Though no captain named Van Arnum (possibly Van Aernam, a prominent family in Cattaraugus County in Bakeman's later life) or anything approximating it appears in the rolls of the Tryon County militia, and though no soldier named Bakeman or Bochman appears in the roll; the descriptions Bakeman provided of his Revolutionary service in the pension application he submitted later in life were judged to be credible. The US Department of the Interior had one listing of "Bakeman": "Bakeman, Henry of Granbry, Oswego" [County] with the following remarks: "Suspended for evidence of identity of the service credited to a soldier of the same name of Colonel Willett's regiment, Captain Peter B. Teare's company."

His Pension File is available online, containing 132 pages of details of his life and service.

==Post-war==
After the war, Bakeman farmed in the Mohawk Valley. In 1782, he married Susan Brewer, and they were the parents of eight children: Philip, Richard, Christopher, Betsey, Margaret, Susan, Mary, and Christine. Records show that in 1825 the Bakeman family settled in Arcade, New York, where they owned a home on the north side of the County Line Road. In 1845 they moved to Freedom, New York, and they later moved to Stark. Bakeman appeared in the 1860 United States census as "Frederick Bakeman" living in Freedom with his wife, his daughter Susan, and a grandchild, Jacob N. Bakeman (born 1838). His wife died on September 10, 1863, at the age of 105, after 81 years of marriage.

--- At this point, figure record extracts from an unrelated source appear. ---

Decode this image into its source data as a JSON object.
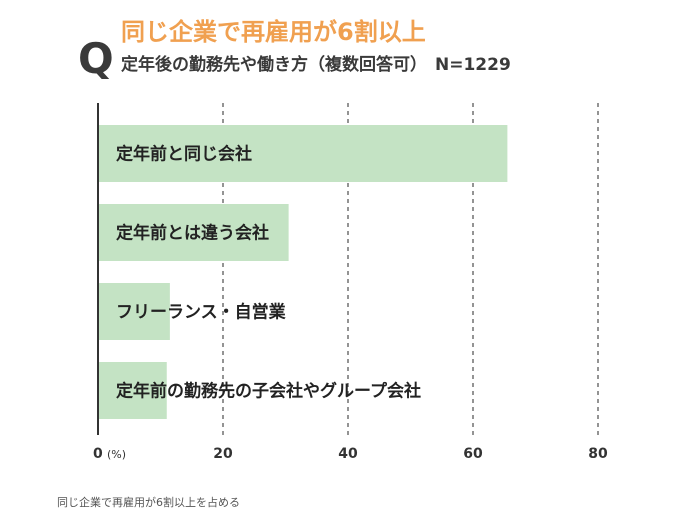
{
  "question_mark": "Q",
  "headline": "同じ企業で再雇用が6割以上",
  "subtitle": {
    "text": "定年後の勤務先や働き方（複数回答可）",
    "n": "N=1229"
  },
  "caption": "同じ企業で再雇用が6割以上を占める",
  "chart_data": {
    "type": "bar",
    "orientation": "horizontal",
    "title": "同じ企業で再雇用が6割以上",
    "subtitle": "定年後の勤務先や働き方（複数回答可） N=1229",
    "categories": [
      "定年前と同じ会社",
      "定年前とは違う会社",
      "フリーランス・自営業",
      "定年前の勤務先の子会社やグループ会社"
    ],
    "values": [
      65.5,
      30.5,
      11.5,
      11
    ],
    "xlim": [
      0,
      80
    ],
    "xticks": [
      0,
      20,
      40,
      60,
      80
    ],
    "xunit": "(%)",
    "grid": "vertical dashed",
    "colors": {
      "bar": "#c4e3c4",
      "axis": "#333333",
      "grid": "#666666"
    }
  }
}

In Bakeman's later years, he was often called upon by local leaders to take part in important ceremonies, and on Independence Day he was known to march around Freedom firing salutes with his musket.

==Later life==
Bakeman was the victim of house fires at least three times during his lifetime, including once while on a four-day trip from central New York to Albany to buy wheat and other farm supplies. In the mid-1860s, he applied for a pension, and stated that the records of his service burned in one of his house fires. As with many veterans who could not provide discharge certificates or other verifying documents, Bakeman's application included affidavits from friends and neighbors, who attested that he had a reputation for honesty, and that they had previously heard him describe his military service. The testimony of these individuals and Bakeman's own affidavit were judged to be credible, and on February 14, 1867, the United States Congress passed a special act which granted Bakeman a pension of $500 per year.
At the time, the longest surviving veterans who were on the pension rolls were Lemuel Cook of Clarendon, New York (died May 20, 1866), and Samuel Downing of Edinburgh, New York (died February 19, 1867). George Fruits (died August 6, 1876) also claimed to be the last surviving veteran of the Revolutionary War, but he was never on the pension rolls, and research by A. Ross Eckler Jr. in the 1970s indicated that Fruits was 17 years younger than he claimed, and was not a veteran of the Revolution.

==Death and burial==
Bakeman died in Freedom on April 5, 1869, and is buried in Freedom's Sandusky Cemetery. The Annual Report of the U.S. Commissioner of Pensions for 1874 noted that "With the death of Daniel T. Bakeman, of Freedom, Cattaraugus County, N.Y., April 5, 1869, the last of the pensioned soldiers of the Revolution passed away."